Chagas disease has two successive phases: an acute phase and a chronic phase.


Most acute phases are asymptomatic or have non-specific symptoms.


During the chronic phase patients may also be symptom-free but some may progress to clinical forms of the disease (cardiac, digestive and/or neurological), which can be life threatening if left undiagnosed and untreated.

During the acute phase or during reactivation because of immunosuppression (which can be caused by old age, radiation, chemotherapy or AIDS), diagnosis is made by direct detection of the parasite circulating in the bloodstream.


During the chronic phase, when the parasite is hidden in target tissues, diagnosis is made via the detection of antibodies against T. cruzi (serological techniques).

Treatment is urgently indicated for anyone during the acute phase and for those in whom the infection has been reactivated (immunosuppression). In these situations, treatment is almost 100% effective, and the disease can be completely cured.
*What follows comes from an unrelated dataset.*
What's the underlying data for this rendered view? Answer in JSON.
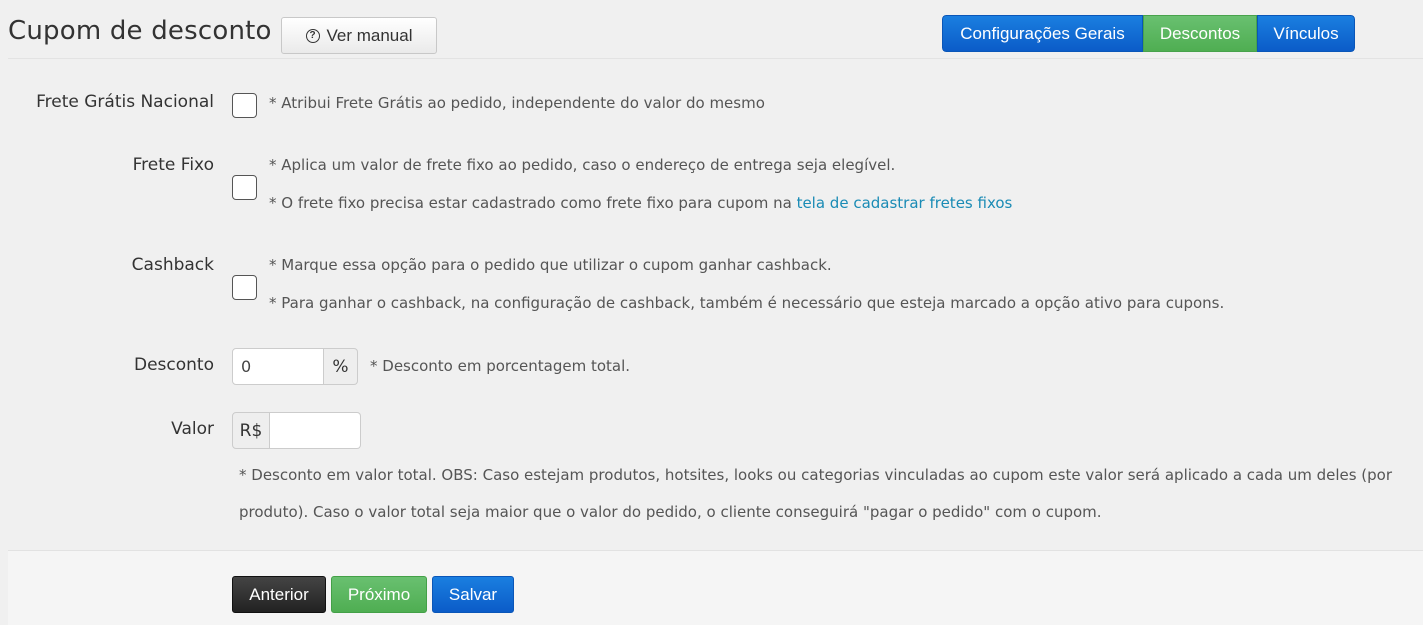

However, efficacy decreases as the duration of the infection lengthens. Moreover, infants are less likely to have adverse events from treatment but this risk increases with age.


Treatment is also indicated for infants with congenital infection and for patients during the early chronic phase.


Adults, especially those with the indeterminate form of the disease, should be offered treatment, but its potential benefits in preventing or delaying the development of Chagas disease should be weighed against the long duration and frequent adverse events.


During the late chronic phase, when cardiac or digestive manifestations may occur, additional lifelong medical treatment and surgery are usually indicated.


As described earlier, the two medicines used for treatment are benznidazole, often the first-line treatment in most countries; and, nifurtimox. The main contraindications to treatment are pregnancy and kidney or liver failure. Nifurtimox is contraindicated in patients with a history of psychiatric or neurological disorders.